Kroger announced Wednesday that it will soon offer rapid COVID-19 antibody tests for $25 in its pharmacies.

Antibody tests detect whether a person has had COVID-19 in the past. They do not detect active infections. The test will be taken by a small sample of blood from the finger and results will be ready within 15 minutes.

At this time, the tests are offered in California and Michigan, but Kroger expects to have the tests in all of their pharmacies by the end of November.
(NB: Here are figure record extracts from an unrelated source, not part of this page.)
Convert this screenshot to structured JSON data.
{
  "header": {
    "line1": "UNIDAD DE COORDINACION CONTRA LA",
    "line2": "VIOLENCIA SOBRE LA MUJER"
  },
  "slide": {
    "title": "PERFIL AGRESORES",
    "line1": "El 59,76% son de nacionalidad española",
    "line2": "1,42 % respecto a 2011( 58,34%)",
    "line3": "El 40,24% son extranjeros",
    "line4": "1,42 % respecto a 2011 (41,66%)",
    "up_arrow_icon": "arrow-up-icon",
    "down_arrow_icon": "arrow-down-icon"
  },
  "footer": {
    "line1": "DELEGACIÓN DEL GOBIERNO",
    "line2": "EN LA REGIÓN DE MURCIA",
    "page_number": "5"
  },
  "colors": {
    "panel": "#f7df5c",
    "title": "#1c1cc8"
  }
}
“Throughout the COVID-19 pandemic, Kroger Heath has remained committed to helping people live healthier lives by offering in-clinic and at-home COVID-19 testing solutions supported by our multi-disciplinary team of licensed, trained and experienced health care providers,” said Colleen Lindholz, president of Kroger Health in a statement. “Making rapid antibody testing available across our family of pharmacies will not only provide an affordable and convenient testing solution for individuals who want to understand if they have previously been infected with the virus that causes COVID-19, but also help clinicians understand the long-term impacts of COVID-19 and potential public health strategies for fighting the disease.”

Research is still underway to determine how long antibodies are present following infection and if the presence of antibodies provides protective immunity. Regardless of the testing result, all patients should continue to practice FDA-recommended safety guidelines, including social distancing and wearing masks.